SAFRAN : Une privatisation renforcée

L’Etat poursuit son désengagement du capital de SAFRAN ! Lundi 30 novembre 2015, le gouvernement annonce la vente de 11 millions d’actions représentant 770 millions d’euros. La part de l’Etat dans le capital de SAFRAN descend à 15,39 % avec des droits de vote à 23,9 %

Cette décision s’inscrit dans la volonté du gouvernement de réduire l’endettement de l’état et de redéployer des moyens vers des projets porteurs de développement économique.

C‘est la 4ème opération de vente d’actions SAFRAN détenues par l’Etat en 2 ans, faisant passer sa participation de 30 % à 15 % en profitant de l’excellente situation financière de SAFRAN pour effectuer ce genre d’opération.

Depuis 15 ans, c’est toute la filière aéronautique et spatiale qui a été privatisée pour dégager des dividendes aux actionnaires privés, surtout des fonds de pensions et d’investissements. Les excellents résultats d’aujourd’hui sont le fruit de dizaines d’années d’investissement public et de soutien de l’Etat !

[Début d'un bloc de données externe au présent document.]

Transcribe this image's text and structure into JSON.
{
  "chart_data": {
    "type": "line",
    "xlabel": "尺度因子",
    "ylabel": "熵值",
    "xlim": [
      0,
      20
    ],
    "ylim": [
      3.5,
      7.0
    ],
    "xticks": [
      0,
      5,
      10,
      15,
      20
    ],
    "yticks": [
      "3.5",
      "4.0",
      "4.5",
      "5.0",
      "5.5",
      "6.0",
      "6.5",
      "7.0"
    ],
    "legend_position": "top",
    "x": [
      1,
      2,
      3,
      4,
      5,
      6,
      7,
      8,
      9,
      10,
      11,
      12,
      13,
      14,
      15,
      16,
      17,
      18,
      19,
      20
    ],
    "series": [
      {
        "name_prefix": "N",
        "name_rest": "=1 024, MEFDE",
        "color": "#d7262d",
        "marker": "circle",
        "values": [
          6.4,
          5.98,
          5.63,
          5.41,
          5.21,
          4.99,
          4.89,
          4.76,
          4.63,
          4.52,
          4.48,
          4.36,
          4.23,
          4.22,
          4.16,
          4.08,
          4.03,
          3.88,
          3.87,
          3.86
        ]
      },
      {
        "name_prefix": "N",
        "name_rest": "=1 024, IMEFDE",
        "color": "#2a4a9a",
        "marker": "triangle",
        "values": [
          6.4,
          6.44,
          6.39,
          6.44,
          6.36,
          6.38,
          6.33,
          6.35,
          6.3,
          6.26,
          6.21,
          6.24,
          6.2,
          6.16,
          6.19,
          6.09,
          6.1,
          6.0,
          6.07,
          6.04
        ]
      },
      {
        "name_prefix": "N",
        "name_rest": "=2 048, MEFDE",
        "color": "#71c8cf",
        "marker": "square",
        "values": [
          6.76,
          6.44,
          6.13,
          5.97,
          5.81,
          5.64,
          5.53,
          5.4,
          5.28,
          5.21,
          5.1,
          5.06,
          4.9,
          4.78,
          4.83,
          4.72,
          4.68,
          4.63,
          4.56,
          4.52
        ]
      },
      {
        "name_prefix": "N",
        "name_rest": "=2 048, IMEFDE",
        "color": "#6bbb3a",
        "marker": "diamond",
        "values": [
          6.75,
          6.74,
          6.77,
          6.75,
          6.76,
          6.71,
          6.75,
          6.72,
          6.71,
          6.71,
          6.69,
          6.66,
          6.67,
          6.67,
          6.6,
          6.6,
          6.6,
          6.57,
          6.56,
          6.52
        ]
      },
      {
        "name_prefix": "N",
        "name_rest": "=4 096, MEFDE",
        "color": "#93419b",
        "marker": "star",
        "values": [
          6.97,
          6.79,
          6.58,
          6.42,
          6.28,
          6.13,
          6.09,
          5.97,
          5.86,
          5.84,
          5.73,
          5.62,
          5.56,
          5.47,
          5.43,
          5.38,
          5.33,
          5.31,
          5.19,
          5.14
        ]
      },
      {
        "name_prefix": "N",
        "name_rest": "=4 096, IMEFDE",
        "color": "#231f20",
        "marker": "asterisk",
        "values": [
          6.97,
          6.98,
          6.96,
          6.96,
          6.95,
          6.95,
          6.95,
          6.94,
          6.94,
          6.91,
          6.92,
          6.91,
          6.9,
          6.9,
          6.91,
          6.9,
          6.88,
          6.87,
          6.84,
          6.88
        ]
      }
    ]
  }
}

Conséquence indirecte de cette cession : 1,2 millions d’actions seront proposées aux salariés du groupe SAFRAN, soit 0,29 % du capital conformément à la loi « Macron 2 ».

La CGT dénonce cette opération pour trois raisons :

L’état vend son patrimoine pour réduire sa dette issue des politiques d’austérité et de cadeaux conséquents accordés aux entreprises. Avec le pacte de responsabilité et le Crédit Impôt Recherche, ce sont des dizaines de milliards qui font défaut dans le budget de l’Etat alors que les besoins économiques et sociaux ne sont pas satisfaits. Cette vente d’actions fait rentrer du « cash » à court terme au détriment d’une politique de long terme.

L’augmentation du capital flottant atteignant un niveau de 70 % accentue les liquidités des actions SAFRAN sur le marché. La pression des marchés financiers se renforce pour des attentes sur le résultat financier et les profits du groupe SAFRAN. Cette financiarisation pèse lourdement sur les ressources disponibles pour l’emploi, les salaires et les investissements.

L’Etat montre son incapacité à définir une politique industrielle structurante de long terme et préfère la liberté du marché. Le gouvernement soutien en priorité les secteurs porteurs de croissances financières et de rentabilité.

Décidément, au moment où le chômage continue d’augmenter encore et toujours, il est urgent que l’Etat intervienne de manière offensive pour l’emploi, l’investissement productif et ainsi développer l’industrie de notre pays.